Am I about to be pushed into the water to drown? Is this some sleeping with the fishes cliché?

I start to turn and try and run away, but the arms holding me are strong, and I can’t go anywhere. I cry out as loud as I can, but the bag muffles my voice, and something tells me there is nobody around to hear me scream anyway. We walk for a while, the cold, humid air sending shivers down my body. Then, someone scoops me up in their arms out of nowhere, and lowers me down into what feels like… a boat. A small boat of some kind.

“What the hell is this?” I murmur. There’s no answer. “Tell me what is going on!” I scream.

Quickly, someone wraps an arm around my head, covering my mouth. Someone holds me still while another person jabs an arm up inside the bag, stuffing a wadded-up cloth into my mouth.
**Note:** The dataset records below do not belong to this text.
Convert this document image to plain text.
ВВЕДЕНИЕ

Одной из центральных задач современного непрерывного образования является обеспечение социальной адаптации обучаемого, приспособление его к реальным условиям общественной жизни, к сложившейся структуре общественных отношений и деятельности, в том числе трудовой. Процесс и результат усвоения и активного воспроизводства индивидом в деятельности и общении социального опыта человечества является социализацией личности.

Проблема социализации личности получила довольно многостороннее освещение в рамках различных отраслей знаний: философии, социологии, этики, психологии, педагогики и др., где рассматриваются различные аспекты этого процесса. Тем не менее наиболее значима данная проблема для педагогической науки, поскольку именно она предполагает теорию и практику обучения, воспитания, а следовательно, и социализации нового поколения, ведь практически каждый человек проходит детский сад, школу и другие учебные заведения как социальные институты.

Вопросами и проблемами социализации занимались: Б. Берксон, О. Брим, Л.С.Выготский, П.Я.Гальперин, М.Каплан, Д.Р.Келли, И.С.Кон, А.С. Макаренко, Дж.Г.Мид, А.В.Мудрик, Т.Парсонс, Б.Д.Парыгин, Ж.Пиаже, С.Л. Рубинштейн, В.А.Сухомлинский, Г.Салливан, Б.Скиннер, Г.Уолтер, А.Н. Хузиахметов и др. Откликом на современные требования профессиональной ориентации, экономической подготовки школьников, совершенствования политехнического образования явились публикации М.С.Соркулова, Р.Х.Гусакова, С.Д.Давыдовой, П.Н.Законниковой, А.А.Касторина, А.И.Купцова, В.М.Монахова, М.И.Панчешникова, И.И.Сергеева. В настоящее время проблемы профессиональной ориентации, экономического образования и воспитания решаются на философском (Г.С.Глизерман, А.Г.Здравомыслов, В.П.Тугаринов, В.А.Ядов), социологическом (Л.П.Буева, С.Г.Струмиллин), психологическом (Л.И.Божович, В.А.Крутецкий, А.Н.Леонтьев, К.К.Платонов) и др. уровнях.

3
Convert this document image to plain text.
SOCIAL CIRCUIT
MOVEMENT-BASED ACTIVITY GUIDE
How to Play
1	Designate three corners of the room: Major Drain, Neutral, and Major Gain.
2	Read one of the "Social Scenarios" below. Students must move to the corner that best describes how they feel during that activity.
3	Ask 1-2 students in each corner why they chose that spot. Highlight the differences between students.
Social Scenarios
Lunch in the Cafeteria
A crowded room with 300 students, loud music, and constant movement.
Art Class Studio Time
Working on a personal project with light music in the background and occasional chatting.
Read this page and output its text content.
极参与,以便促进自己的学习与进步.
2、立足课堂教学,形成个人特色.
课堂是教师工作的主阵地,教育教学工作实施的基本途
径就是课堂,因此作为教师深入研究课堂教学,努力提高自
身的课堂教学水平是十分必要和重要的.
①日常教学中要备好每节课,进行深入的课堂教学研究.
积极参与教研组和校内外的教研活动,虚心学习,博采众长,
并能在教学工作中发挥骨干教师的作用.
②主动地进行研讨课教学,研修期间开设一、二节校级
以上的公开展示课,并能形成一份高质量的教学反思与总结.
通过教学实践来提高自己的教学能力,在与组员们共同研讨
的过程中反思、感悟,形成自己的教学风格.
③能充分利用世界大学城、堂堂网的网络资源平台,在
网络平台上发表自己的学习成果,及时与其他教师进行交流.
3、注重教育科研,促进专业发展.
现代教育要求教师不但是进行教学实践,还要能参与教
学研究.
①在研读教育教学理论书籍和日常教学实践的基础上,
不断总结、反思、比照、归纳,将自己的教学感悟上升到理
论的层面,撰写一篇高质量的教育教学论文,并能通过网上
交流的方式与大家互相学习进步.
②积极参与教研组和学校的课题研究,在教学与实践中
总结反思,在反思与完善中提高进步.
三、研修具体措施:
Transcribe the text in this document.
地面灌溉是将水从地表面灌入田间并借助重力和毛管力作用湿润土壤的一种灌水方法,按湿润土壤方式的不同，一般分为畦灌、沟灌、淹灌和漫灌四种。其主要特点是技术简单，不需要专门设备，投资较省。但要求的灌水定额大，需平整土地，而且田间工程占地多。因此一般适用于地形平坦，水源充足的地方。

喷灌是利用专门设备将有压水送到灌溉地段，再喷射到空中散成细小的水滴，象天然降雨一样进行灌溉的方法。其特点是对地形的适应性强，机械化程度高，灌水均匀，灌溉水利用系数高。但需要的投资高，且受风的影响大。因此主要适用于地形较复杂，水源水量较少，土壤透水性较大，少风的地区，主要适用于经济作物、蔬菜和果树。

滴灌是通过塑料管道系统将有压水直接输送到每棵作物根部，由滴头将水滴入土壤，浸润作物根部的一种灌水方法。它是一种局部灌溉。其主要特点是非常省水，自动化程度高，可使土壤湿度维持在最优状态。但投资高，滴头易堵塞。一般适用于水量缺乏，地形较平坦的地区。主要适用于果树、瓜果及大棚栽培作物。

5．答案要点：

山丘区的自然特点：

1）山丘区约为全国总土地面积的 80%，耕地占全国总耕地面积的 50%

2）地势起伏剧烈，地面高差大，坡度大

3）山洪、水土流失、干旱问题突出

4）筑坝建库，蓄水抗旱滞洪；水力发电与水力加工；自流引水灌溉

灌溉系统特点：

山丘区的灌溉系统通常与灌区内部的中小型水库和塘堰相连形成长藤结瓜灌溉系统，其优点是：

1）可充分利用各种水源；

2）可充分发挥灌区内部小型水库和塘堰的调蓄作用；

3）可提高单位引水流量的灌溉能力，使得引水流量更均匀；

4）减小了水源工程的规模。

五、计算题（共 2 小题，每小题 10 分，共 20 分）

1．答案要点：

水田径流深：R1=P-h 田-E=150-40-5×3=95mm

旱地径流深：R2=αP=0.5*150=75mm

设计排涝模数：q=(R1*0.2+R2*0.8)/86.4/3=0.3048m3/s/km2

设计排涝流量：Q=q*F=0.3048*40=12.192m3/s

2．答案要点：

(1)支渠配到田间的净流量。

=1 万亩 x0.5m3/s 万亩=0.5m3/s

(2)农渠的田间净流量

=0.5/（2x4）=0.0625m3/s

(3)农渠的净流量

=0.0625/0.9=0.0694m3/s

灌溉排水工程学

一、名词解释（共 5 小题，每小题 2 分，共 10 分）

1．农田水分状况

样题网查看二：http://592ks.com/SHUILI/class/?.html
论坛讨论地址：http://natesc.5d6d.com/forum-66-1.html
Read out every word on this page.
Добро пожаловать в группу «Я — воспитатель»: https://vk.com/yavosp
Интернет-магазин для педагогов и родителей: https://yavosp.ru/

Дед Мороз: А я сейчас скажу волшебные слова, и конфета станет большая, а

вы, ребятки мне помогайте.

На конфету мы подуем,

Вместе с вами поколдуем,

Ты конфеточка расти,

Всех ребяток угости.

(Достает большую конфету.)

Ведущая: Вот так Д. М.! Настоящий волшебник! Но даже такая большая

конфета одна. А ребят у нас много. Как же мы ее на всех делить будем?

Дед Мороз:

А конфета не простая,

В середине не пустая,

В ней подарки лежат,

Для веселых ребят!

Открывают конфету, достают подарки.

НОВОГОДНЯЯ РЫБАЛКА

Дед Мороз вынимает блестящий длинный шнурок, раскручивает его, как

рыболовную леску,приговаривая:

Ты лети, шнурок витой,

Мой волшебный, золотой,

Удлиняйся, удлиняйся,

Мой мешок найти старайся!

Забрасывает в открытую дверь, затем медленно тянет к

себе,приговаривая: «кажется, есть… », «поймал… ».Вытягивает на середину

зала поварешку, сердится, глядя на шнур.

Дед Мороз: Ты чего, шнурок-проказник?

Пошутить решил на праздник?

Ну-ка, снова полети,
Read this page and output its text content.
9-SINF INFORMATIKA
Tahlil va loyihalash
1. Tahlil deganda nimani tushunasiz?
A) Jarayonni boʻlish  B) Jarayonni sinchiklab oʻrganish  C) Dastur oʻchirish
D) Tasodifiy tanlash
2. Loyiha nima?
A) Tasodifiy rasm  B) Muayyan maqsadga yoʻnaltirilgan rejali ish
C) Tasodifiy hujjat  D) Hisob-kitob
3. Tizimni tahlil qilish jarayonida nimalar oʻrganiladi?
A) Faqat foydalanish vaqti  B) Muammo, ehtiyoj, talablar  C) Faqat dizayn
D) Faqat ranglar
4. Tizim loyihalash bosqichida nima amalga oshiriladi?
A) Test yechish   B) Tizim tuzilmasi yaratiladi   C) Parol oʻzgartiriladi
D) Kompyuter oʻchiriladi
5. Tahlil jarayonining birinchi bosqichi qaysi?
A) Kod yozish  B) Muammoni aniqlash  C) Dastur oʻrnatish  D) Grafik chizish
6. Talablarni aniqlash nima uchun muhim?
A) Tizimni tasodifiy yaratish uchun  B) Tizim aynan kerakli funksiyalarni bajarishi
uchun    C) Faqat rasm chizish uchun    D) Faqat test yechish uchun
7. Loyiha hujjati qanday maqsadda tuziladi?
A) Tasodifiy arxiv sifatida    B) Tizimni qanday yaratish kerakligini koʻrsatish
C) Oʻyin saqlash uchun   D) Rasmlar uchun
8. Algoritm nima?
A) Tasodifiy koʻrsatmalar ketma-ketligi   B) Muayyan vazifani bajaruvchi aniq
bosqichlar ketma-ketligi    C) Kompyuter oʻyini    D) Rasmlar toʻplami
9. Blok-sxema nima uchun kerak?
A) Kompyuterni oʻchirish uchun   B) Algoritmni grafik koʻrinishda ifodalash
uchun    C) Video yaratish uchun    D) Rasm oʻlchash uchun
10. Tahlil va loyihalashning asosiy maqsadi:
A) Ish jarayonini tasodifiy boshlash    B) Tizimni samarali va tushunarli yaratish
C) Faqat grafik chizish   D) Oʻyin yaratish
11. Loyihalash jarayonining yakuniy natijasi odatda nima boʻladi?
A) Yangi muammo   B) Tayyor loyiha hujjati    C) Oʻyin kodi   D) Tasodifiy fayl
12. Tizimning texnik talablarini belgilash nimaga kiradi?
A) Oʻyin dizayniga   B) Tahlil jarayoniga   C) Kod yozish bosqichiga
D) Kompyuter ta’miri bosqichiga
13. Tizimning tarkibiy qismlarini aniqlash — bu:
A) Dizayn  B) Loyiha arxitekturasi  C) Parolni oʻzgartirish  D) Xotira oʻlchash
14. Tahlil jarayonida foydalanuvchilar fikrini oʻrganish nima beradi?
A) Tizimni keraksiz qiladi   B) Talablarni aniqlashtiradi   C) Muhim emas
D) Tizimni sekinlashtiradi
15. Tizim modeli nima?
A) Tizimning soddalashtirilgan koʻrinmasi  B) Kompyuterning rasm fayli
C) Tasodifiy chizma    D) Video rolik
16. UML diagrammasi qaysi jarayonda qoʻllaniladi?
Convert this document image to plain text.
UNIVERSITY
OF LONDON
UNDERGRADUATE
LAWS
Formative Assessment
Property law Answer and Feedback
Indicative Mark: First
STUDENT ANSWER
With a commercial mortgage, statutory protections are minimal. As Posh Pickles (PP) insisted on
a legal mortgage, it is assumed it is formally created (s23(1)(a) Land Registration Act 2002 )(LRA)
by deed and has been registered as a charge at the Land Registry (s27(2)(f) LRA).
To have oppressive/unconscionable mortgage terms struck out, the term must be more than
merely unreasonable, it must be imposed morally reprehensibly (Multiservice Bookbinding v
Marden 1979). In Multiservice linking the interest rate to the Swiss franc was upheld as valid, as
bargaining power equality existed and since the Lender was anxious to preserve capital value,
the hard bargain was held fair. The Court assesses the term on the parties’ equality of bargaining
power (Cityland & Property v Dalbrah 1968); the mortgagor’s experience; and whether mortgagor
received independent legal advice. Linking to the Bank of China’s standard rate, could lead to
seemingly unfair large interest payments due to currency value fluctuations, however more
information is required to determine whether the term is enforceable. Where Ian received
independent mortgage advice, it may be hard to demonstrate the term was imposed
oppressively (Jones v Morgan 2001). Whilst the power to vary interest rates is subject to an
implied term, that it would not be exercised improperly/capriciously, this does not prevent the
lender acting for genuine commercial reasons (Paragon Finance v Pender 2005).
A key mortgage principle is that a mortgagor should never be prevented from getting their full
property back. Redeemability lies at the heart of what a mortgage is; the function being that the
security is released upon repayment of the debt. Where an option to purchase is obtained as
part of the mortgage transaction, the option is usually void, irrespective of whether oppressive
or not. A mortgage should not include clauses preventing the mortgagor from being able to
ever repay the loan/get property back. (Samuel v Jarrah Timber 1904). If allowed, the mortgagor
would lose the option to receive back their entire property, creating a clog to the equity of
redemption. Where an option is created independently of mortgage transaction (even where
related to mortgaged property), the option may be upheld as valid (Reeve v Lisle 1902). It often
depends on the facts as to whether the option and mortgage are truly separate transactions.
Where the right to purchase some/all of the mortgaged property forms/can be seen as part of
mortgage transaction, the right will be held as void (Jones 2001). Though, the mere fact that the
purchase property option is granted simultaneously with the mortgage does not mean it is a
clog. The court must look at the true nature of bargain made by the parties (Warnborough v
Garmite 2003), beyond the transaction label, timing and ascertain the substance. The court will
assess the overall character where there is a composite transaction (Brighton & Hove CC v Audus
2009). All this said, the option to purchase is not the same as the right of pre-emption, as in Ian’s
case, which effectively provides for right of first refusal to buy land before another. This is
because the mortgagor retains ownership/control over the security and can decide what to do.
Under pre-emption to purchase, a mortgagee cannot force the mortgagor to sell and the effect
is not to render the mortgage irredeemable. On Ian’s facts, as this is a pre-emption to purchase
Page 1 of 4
I cough and gag, flailing as much as I can, but it doesn’t change anything. These guys are stronger than me, and I don’t know how many there are, but I am definitely outnumbered.

“Sorry about the gag. It’s for your own good,” the first voice says.

My shoulders sag as I just give up. I can’t move. I can’t scream. I might as well just wait for whatever cruel fate these guys have in store for me. There is the distinct sensation of the boat being pushed into deeper water, then the sound of oars chopping the waves. Are we rowing out to sea? What the hell is going on?

I sit there, freezing and stiff in the boat for god knows how long. The rocking of the boat makes me feel a little nauseous, and I focus all my energy on not throwing up, because I have a gag in my mouth. I don’t know if that would kill me, but if so, it seems like a horrible way to die. So I just force myself to think about other things. Accounts at work. Whether or not to hire a third worker. New products I would like to try out in the test kitchen.

And I think about this for… a long time. Until finally there is the nudge of the boat breaching the sand of another shore. Or at least I assume it’s a different shore. For all I know, we could have been rowing in circles for hours, only to return to where we started. The men force me to get up, then they carefully lift me out of the boat and onto dry land. They walk me several steps forward, away from the water, and then to my immense shock they pull the bag off my head and take out the gag. I blink in the darkness, my eyes slowly adjusting. A dense forest begins to materialize in front of me and I stare into it in confusion. Then I look around to see the men who brought me here. Tall, broad-shouldered guys. They all look fairly young, around my age, and they have slightly apologetic looks on their faces.

“We’ve got a bit of a walk,” one of them tells me, and I recognize his voice as the second one who spoke in the car. “Let’s get started.”

Wordlessly, I follow them through the woods, carefully climbing through scratchy underbrush and hoping I don’t run into any spider webs in the dark. Finally, after several minutes of trekking, we come to a building— what seems to be an old, slightly dilapidated house. It looks abandoned, with nature beginning to reclaim it as vines grow over it.

“Come on,” says another man, the owner of the first voice who spoke to me earlier. We walk around back to a cellar door in the ground. He flings it open to reveal a rickety staircase. I swallow hard. This looks very much like I’m walking into a horror movie or something. I have no idea what awaits me down there, but I have a strong feeling it isn’t anything good.

The men prod me forward and I reluctantly sigh and start to climb down the stairs, deep down into this basement in the middle of nowhere. To my surprise, when I reach the bottom, I’m standing in a big room full of expensive-looking vintage furnishings, all lit by a bright standing floor lamp across the room. “What the hell…” I murmur, trying to take it all in.

Then I see him. A tall, dark figure walking out of the shadows to stand in the center of the basement. He looks a little haggard and rugged, with his muscles even bigger than before, his hair longer and scraggly. But it’s him. I would know his face anywhere.

“Bruno,” I breathe, my heart pounding a million miles an hour.

Mia passerotta,” he replies, a slow smile warming his face.